Julien Pouget, chef du département conjoncture de l'Insee
Le chef du département conjoncture de l’Insee revient, pour le Cercle des Epargnants sur les déterminants de l’épargne en période de forte inflation
Que nous apprend l’histoire économique au sujet du comportement des ménages français en période d’inflation ?
Julien Pouget : Le taux d’épargne des ménages dépend mécaniquement de leur revenu disponible et de leur consommation. Plusieurs paramètres économiques peuvent l’influencer : l’inflation bien sûr, mais aussi le niveau des taux d’intérêt ou encore celui du déficit public, lequel peut susciter un comportement ricardien : les ménages épargnent davantage s’ils craignent à terme des hausses d’impôt pour réduire les déficits. La démographie joue aussi car les plus âgés peuvent être moins enclins à épargner.
Si l’on regarde spécifiquement l’impact de l’inflation sur l’épargne, deux effets opposés peuvent jouer. La hausse des prix peut conduire les ménages à vouloir reconstituer leur « encaisse réelle » : ils épargnent alors davantage pour compenser l’effet de l’inflation qui réduit leur patrimoine réel. En sens inverse, les ménages peuvent préférer consommer davantage à court terme, avant que les prix n’augmentent trop, ce qui s’appelle la « fuite devant la monnaie ». En France, historiquement, l’effet d’encaisse réelle l’a plutôt emporté sur l’effet de fuite devant la monnaie.

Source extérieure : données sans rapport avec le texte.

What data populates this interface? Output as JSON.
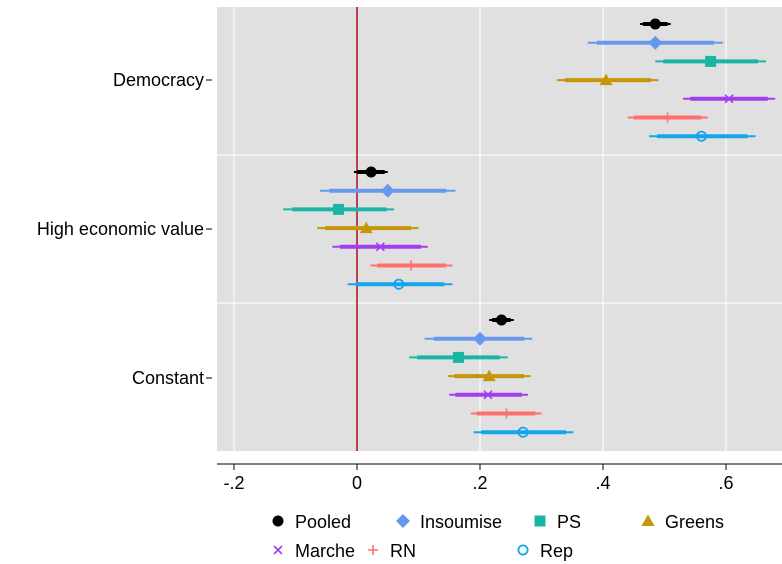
{
  "chart_data": {
    "type": "coefficient-plot",
    "orientation": "horizontal",
    "xlim": [
      -0.25,
      0.65
    ],
    "xticks": [
      -0.2,
      0,
      0.2,
      0.4,
      0.6
    ],
    "xtick_labels": [
      "-.2",
      "0",
      ".2",
      ".4",
      ".6"
    ],
    "reference_line": {
      "x": 0,
      "color": "#b2182b"
    },
    "grid": true,
    "background": "#e0e0e0",
    "legend_position": "bottom",
    "groups": [
      {
        "label": "Democracy"
      },
      {
        "label": "High economic value"
      },
      {
        "label": "Constant"
      }
    ],
    "series": [
      {
        "name": "Pooled",
        "color": "#000000",
        "marker": "circle",
        "estimates": [
          0.485,
          0.023,
          0.235
        ],
        "ci95": [
          [
            0.46,
            0.51
          ],
          [
            -0.005,
            0.05
          ],
          [
            0.215,
            0.255
          ]
        ],
        "ci90": [
          [
            0.465,
            0.505
          ],
          [
            0.0,
            0.045
          ],
          [
            0.22,
            0.25
          ]
        ]
      },
      {
        "name": "Insoumise",
        "color": "#6699ee",
        "marker": "diamond",
        "estimates": [
          0.485,
          0.05,
          0.2
        ],
        "ci95": [
          [
            0.375,
            0.595
          ],
          [
            -0.06,
            0.16
          ],
          [
            0.11,
            0.285
          ]
        ],
        "ci90": [
          [
            0.39,
            0.58
          ],
          [
            -0.045,
            0.145
          ],
          [
            0.125,
            0.272
          ]
        ]
      },
      {
        "name": "PS",
        "color": "#1bb5a5",
        "marker": "square",
        "estimates": [
          0.575,
          -0.03,
          0.165
        ],
        "ci95": [
          [
            0.485,
            0.665
          ],
          [
            -0.12,
            0.06
          ],
          [
            0.085,
            0.245
          ]
        ],
        "ci90": [
          [
            0.498,
            0.652
          ],
          [
            -0.105,
            0.048
          ],
          [
            0.098,
            0.232
          ]
        ]
      },
      {
        "name": "Greens",
        "color": "#c5950a",
        "marker": "triangle",
        "estimates": [
          0.405,
          0.015,
          0.215
        ],
        "ci95": [
          [
            0.325,
            0.49
          ],
          [
            -0.065,
            0.1
          ],
          [
            0.148,
            0.282
          ]
        ],
        "ci90": [
          [
            0.338,
            0.478
          ],
          [
            -0.052,
            0.088
          ],
          [
            0.158,
            0.272
          ]
        ]
      },
      {
        "name": "Marche",
        "color": "#a23ef0",
        "marker": "x",
        "estimates": [
          0.605,
          0.038,
          0.213
        ],
        "ci95": [
          [
            0.53,
            0.68
          ],
          [
            -0.04,
            0.115
          ],
          [
            0.15,
            0.278
          ]
        ],
        "ci90": [
          [
            0.542,
            0.668
          ],
          [
            -0.028,
            0.104
          ],
          [
            0.16,
            0.268
          ]
        ]
      },
      {
        "name": "RN",
        "color": "#ff6f6f",
        "marker": "plus",
        "estimates": [
          0.505,
          0.088,
          0.243
        ],
        "ci95": [
          [
            0.44,
            0.57
          ],
          [
            0.022,
            0.155
          ],
          [
            0.185,
            0.3
          ]
        ],
        "ci90": [
          [
            0.45,
            0.56
          ],
          [
            0.033,
            0.145
          ],
          [
            0.195,
            0.29
          ]
        ]
      },
      {
        "name": "Rep",
        "color": "#14a6ec",
        "marker": "circle-open",
        "estimates": [
          0.56,
          0.068,
          0.27
        ],
        "ci95": [
          [
            0.475,
            0.648
          ],
          [
            -0.015,
            0.155
          ],
          [
            0.19,
            0.352
          ]
        ],
        "ci90": [
          [
            0.488,
            0.635
          ],
          [
            -0.002,
            0.142
          ],
          [
            0.202,
            0.34
          ]
        ]
      }
    ]
  }
}
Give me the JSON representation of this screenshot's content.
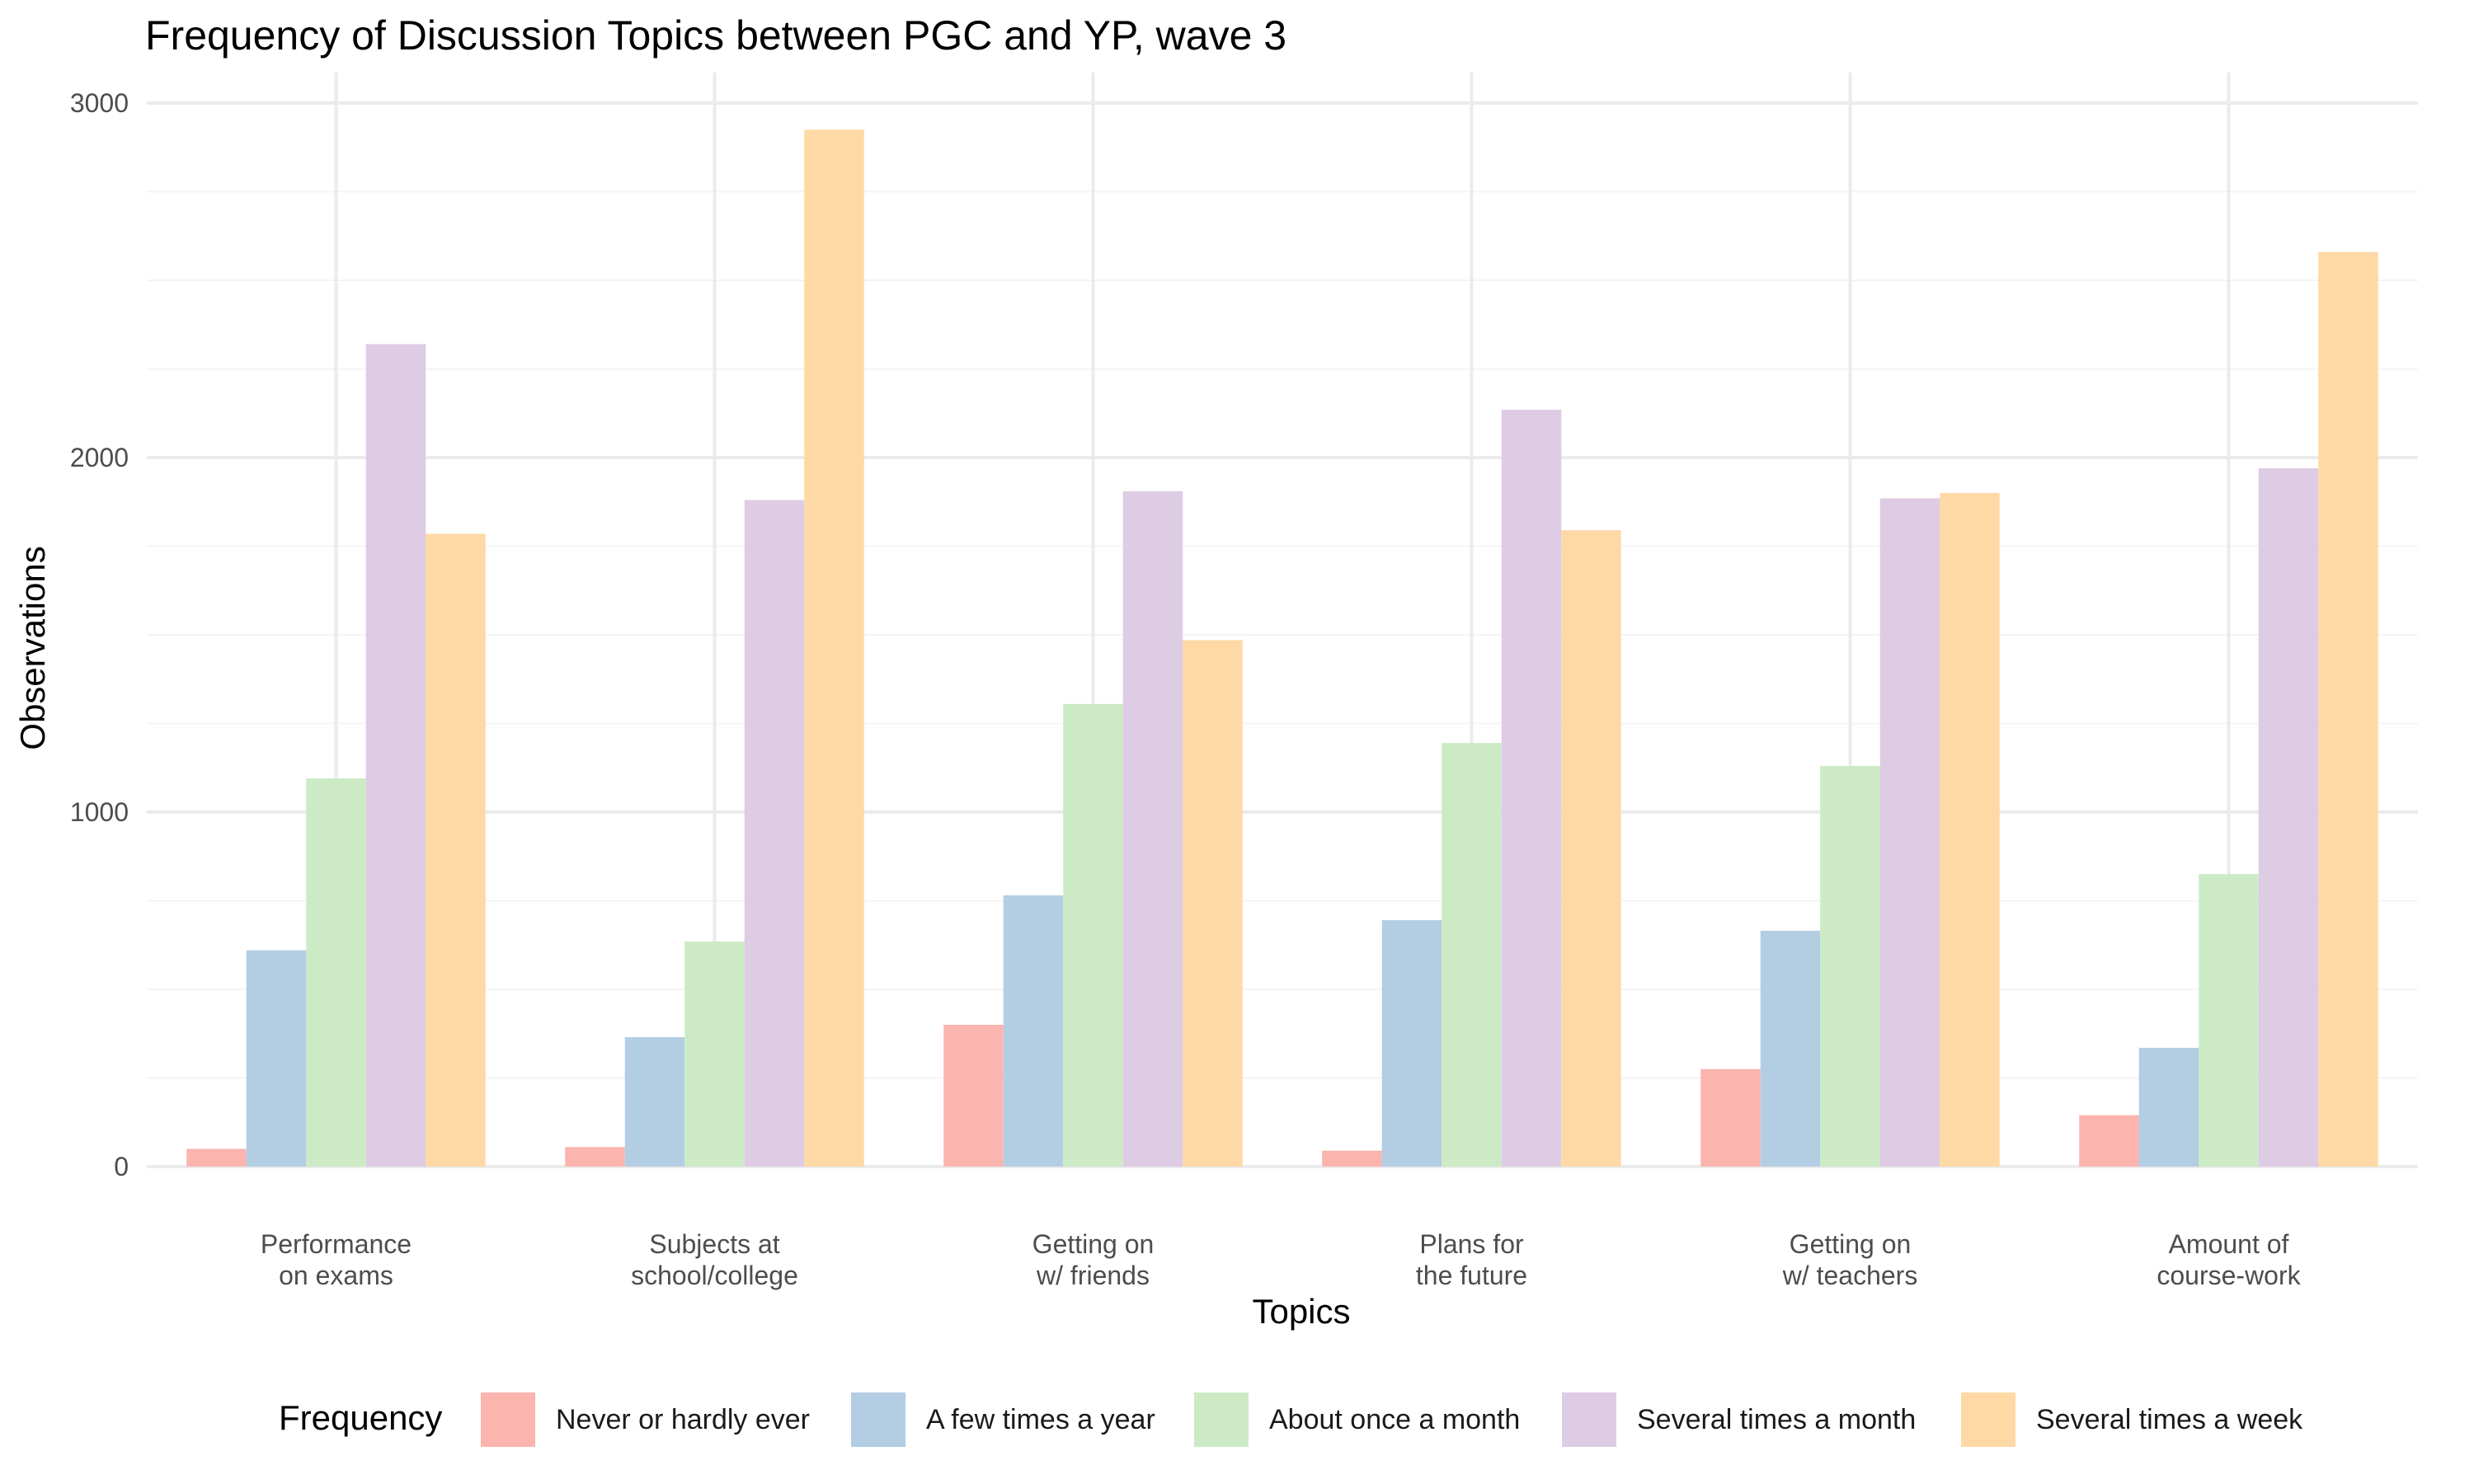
{
  "chart_data": {
    "type": "bar",
    "title": "Frequency of Discussion Topics between PGC and YP, wave 3",
    "xlabel": "Topics",
    "ylabel": "Observations",
    "ylim": [
      0,
      3000
    ],
    "yticks": [
      "0",
      "1000",
      "2000",
      "3000"
    ],
    "categories": [
      [
        "Performance",
        "on exams"
      ],
      [
        "Subjects at",
        "school/college"
      ],
      [
        "Getting on",
        "w/ friends"
      ],
      [
        "Plans for",
        "the future"
      ],
      [
        "Getting on",
        "w/ teachers"
      ],
      [
        "Amount of",
        "course-work"
      ]
    ],
    "legend": {
      "title": "Frequency",
      "position": "bottom"
    },
    "grid": true,
    "series": [
      {
        "name": "Never or hardly ever",
        "color": "#FBB4AE",
        "values": [
          50,
          55,
          400,
          45,
          275,
          145
        ]
      },
      {
        "name": "A few times a year",
        "color": "#B3CDE3",
        "values": [
          610,
          365,
          765,
          695,
          665,
          335
        ]
      },
      {
        "name": "About once a month",
        "color": "#CCEBC5",
        "values": [
          1095,
          635,
          1305,
          1195,
          1130,
          825
        ]
      },
      {
        "name": "Several times a month",
        "color": "#DECBE4",
        "values": [
          2320,
          1880,
          1905,
          2135,
          1885,
          1970
        ]
      },
      {
        "name": "Several times a week",
        "color": "#FED9A6",
        "values": [
          1785,
          2925,
          1485,
          1795,
          1900,
          2580
        ]
      }
    ]
  }
}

Est-on aujourd’hui en train d’assister à ce phénomène ?
La situation est particulière pour au moins deux raisons. Tout d’abord, le niveau d’inflation – 5,8% en glissement annuel – est le plus élevé depuis 1985, ce qui rend difficile les comparaisons récentes. Par ailleurs, nous sortons d’une période marquée par une envolée inédite du taux d’épargne : pendant la crise sanitaire et en particulier les mois de confinements, le taux d’épargne avait quasiment doublé, pour s’établir à 27% au printemps 2020, contre 15% en moyenne en 2019. Depuis lors, la consommation n’est plus bridée, certains ménages ont pu commencer à utiliser ce surcroît d’épargne – en particulier les plus modestes, comme le suggère une récente étude du CAE – et le taux d’épargne global a nettement diminué.
Toutefois, à 16,7% au 1er trimestre 2022, il reste bien au-dessus de son niveau d’avant-crise. Et notre dernière enquête de conjoncture auprès des ménages montre que l’opportunité d’épargner reste jugée élevée, même si elle a un peu diminué. Cela tend à indiquer que les ménages sont plutôt dans l’idée de reconstituer leur encaisse réelle.
S’il n’y a pas d’épargne,
il n’y a plus d’investissement, ce qui pénalise bien sûr la croissance future
Quelles sont vos prévisions pour les prochains mois ?
Nous nous attendons, malgré une baisse du pouvoir d’achat, à un léger rebond de la consommation au deuxième trimestre 2022 : elle serait portée notamment par les services (hébergement-restauration, etc.) affectés par la vague Omicron au trimestre précédent. Cela conduirait à une baisse d’environ un point du taux d’épargne, à 15,6% au printemps. Puis nous anticipons pour la deuxième moitié de l’année une remontée de ce taux d’épargne, en lien avec le rebond prévu du pouvoir d’achat, résultant tout à la fois des prochaines mesures qui pourraient être prises par le gouvernement et des hausses de salaires en cours de négociation par les entreprises. Car en général, les ménages tendent à lisser l’effet sur leur consommation des fluctuations trimestrielles de leur pouvoir d’achat. Au final, le taux d’épargne s’établirait entre 16% et 17% au second semestre.
Un taux d’épargne trop élevé ne pèse-t-il pas sur la croissance, à partir d’un certain moment, car il signifie que les ménages limitent leur consommation ?
S’il n’y a pas d’épargne, il n’y a plus d’investissement, ce qui pénalise bien sûr la croissance future. Inversement, s’il y a trop d’épargne, la consommation est affaiblie, et les incitations à investir peuvent aussi en pâtir. Entre ces deux situations, il faut donc trouver le taux d’épargne qui maximise la croissance moyenne de la consommation, sur le présent mais aussi le futur.